Case ID: ad2d_220/html/0631-01.html
Source: Caselaw Access Project
Author: {"author": "", "license": "Public Domain", "url": "https://static.case.law/"}
Date Created: 2024-08-24T03:29:51.129683

The People of the State of New York, Respondent, v Farid Wady, Appellant.
    [632 NYS2d 618]
   —Appeal by the defendant from a judgment of the Supreme Court, Kings County (Greenberg, J.), rendered September 11, 1991, convicting him of murder in the second degree, attempted murder in the second degree, and criminal possession of a weapon in the fourth degree, upon a jury verdict, and imposing sentence.

Ordered that the judgment is affirmed.

On January 26, 1990, the defendant shot to death his estranged wife, and shot and seriously injured the man who had dropped her off at her mother’s home. The defendant then fled the scene. At the trial, the defendant testified that he shot the man in self-defense and that the shooting of his wife was accidental. The defense presented further testimony intended to show that he was emotionally disturbed at the time of the shootings.

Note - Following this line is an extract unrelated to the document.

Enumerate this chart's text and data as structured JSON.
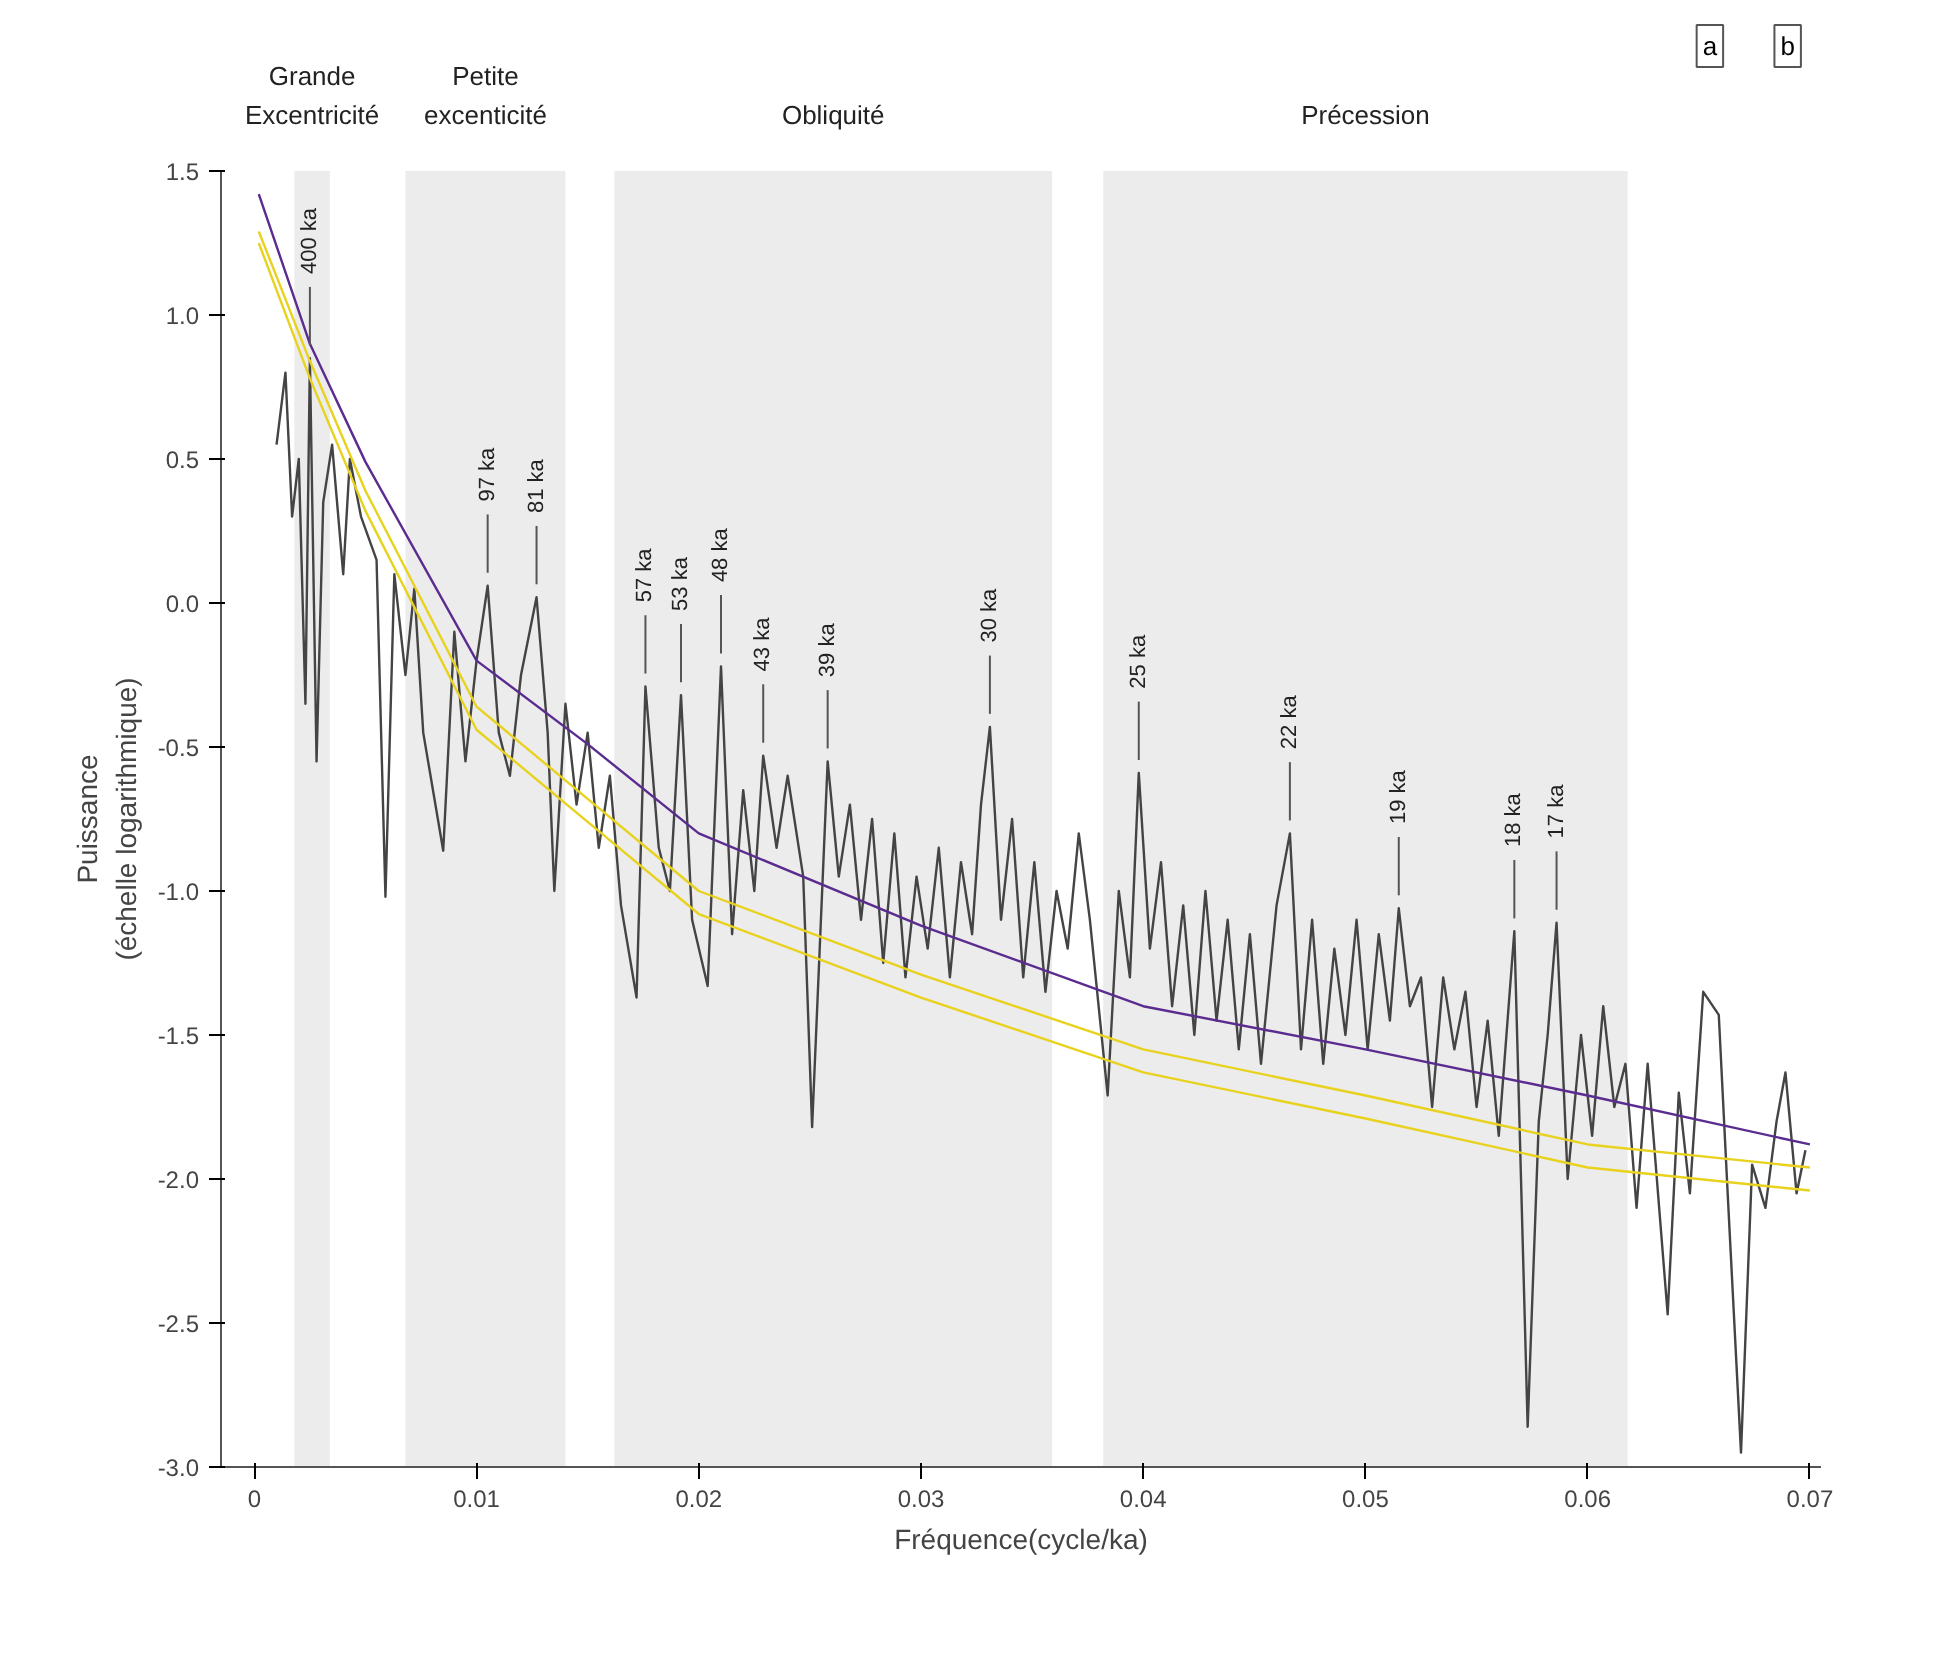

The defendant contends that the trial court’s instructions to the jury with respect to flight as evidence of consciousness of guilt were erroneous. He contends that those instructions were unwarranted under the circumstances of the case and that the charge as given was "unbalanced” and "prejudicial”. The defendant’s objections to the language of the instructions as "unbalanced” and "prejudicial” were not raised in the trial court and therefore are unpreserved for appellate review (see, People v Dewindt, 156 AD2d 706). Giving an unsolicited flight charge was proper since the prosecutor noted in summation that the defendant’s flight supported the People’s theory that the shootings were intentional (see, People v Lockerby, 178 AD2d 805, 807). The flight charge "did not alter” that theory "but merely instructed the jury on how to weigh the evidence” (People v Dewindt, 156 AD2d 706, 708, supra). Therefore, the trial court’s failure to advise the defendant of its intent to give the flight instruction prior to summations was not improper.

The defendant’s sentence was not excessive (see, People v Suitte, 90 AD2d 80). Thompson, J. P., Altman, Goldstein and Florio, JJ., concur.